Glasgow High Court of Justiciary
Ryan Strang was convicted of of rape at the Glasgow High Court following his attack on Siobhan Baxter and two other womenGoogle Streetview

A woman raped by her ex-boyfriend who also beat her with a 25kg dumbbell has slammed the UK justice system after it was revealed that he could be expected to serve only half of his eight year sentence. Serial rapist Ryan Strang was jailed for his crimes in 2013 for gruesome attacks on three women.

However, he was jailed just before new laws came into force that could have afforded him a much longer sentence. Due to his sentencing, he is still eligible for parole next year and the new laws would mean that Strang could be automatically released from jail in 2019 despite the severity of his crimes.

One of his victims, Siobhan Baxter, 23, of Ruchazie in Glasgow was Strang's victim for seven months.

She told Scottish newspaper the Daily Record that eight years was not good enough for the crimes he had committed. She said that he had made her life "hell" and that she still had flashbacks and nightmares about how she had been treated.

Beaten with a dumbbell

Baxter told the paper that if there was a possibility that he will be let out in the next 12 months that Strang, 28, of Provanmill, Glasgow, "shouldn't be allowed to get off that easy". She told the Daily Record that Strang hit her with the dumbbell and raped her in his bedroom. She said that she had passed out during the attack.

She recalled another vicious attack when Strang knocked her to the ground and punched and kicked her in the stomach. She told the paper that she bled so heavily that she feared the possibility that she had been pregnant and miscarried.
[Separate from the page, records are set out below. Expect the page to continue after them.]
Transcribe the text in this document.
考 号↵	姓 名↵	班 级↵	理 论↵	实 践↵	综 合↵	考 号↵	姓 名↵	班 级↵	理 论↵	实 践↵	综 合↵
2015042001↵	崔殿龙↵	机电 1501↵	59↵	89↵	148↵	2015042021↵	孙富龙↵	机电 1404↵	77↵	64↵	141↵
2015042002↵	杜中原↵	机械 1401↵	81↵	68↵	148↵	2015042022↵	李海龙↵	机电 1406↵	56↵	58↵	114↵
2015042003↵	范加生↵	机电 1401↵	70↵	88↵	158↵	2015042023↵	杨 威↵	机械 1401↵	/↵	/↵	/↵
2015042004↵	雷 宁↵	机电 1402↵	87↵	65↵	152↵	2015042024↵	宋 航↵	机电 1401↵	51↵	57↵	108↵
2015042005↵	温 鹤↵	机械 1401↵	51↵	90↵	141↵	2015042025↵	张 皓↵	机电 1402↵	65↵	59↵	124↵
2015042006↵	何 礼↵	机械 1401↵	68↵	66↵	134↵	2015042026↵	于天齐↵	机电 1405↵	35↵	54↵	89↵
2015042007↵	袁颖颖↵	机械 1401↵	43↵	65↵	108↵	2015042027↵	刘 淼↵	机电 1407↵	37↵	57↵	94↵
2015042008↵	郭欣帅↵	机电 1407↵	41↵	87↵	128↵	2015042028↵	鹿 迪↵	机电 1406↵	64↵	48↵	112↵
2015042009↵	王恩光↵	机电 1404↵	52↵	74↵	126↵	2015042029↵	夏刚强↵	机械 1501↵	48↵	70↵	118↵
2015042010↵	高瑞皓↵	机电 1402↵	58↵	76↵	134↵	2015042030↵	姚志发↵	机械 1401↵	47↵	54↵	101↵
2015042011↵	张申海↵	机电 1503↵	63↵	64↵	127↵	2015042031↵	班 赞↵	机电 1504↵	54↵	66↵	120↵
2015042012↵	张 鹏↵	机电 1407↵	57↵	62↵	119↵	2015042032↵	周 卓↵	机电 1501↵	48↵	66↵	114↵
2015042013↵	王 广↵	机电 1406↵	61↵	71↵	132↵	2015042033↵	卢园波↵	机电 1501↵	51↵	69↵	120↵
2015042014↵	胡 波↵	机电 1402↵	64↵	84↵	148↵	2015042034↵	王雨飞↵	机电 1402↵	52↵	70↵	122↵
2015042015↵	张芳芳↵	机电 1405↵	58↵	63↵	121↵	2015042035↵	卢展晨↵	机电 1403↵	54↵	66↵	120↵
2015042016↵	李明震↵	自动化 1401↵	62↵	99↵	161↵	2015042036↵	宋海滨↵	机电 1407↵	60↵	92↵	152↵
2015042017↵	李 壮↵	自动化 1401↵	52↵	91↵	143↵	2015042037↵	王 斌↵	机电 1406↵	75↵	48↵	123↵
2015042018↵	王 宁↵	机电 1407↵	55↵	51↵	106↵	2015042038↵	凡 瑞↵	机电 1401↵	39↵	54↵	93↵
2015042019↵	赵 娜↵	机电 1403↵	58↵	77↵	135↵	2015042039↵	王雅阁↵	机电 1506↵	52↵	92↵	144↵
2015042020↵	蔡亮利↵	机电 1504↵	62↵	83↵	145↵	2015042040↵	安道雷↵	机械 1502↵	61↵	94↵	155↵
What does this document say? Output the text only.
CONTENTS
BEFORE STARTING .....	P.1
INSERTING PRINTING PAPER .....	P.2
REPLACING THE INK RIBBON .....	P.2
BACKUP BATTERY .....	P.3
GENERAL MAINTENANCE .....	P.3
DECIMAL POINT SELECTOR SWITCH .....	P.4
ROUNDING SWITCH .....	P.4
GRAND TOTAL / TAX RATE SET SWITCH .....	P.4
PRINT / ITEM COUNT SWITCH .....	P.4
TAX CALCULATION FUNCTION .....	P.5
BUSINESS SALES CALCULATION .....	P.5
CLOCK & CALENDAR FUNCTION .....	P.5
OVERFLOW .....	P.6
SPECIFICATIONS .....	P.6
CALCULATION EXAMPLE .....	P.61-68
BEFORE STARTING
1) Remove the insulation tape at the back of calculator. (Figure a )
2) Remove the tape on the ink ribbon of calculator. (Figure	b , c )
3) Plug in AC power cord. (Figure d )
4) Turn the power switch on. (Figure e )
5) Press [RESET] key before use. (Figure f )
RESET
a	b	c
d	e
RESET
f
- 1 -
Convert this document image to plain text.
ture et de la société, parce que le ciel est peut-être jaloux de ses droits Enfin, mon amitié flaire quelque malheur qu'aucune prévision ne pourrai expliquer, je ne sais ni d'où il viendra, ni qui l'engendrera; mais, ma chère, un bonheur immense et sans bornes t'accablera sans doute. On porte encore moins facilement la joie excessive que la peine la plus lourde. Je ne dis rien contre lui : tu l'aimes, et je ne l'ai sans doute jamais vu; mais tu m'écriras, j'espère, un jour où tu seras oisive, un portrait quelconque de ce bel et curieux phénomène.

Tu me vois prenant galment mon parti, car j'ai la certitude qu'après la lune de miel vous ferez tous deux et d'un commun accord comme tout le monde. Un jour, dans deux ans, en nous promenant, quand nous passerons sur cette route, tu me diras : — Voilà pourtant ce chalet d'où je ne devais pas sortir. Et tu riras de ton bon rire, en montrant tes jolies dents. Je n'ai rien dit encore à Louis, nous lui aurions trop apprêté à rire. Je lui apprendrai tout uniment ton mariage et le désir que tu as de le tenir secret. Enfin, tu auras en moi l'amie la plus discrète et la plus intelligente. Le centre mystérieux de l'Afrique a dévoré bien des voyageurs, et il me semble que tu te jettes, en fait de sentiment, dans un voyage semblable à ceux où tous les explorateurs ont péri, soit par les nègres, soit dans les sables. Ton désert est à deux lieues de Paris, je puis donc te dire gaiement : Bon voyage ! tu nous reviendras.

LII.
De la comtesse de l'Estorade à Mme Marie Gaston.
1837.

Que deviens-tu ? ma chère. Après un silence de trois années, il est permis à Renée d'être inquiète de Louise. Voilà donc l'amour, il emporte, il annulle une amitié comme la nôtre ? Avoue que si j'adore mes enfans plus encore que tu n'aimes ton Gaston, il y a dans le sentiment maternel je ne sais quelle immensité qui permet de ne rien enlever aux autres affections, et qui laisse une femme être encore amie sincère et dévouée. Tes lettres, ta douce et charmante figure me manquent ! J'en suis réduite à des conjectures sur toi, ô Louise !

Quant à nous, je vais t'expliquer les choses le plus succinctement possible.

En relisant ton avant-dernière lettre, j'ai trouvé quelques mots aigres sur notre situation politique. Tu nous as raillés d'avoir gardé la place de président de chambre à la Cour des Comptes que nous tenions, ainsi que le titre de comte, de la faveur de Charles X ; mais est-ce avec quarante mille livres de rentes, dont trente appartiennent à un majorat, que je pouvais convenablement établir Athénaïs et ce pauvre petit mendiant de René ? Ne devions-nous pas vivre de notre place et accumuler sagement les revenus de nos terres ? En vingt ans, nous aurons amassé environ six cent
Although he was cleared of that attack, Strang was found guilty of raping Siobhan, striking her with the dumbbell, biting her hand and chest and trying to strangle her.

Two other victims gave evidence against him at his High Court trial in Glasgow in 2013.
The Scottish Government said that decisions on the release of prisoners are "a matter for the parole board". The board is independent of Scottish ministers.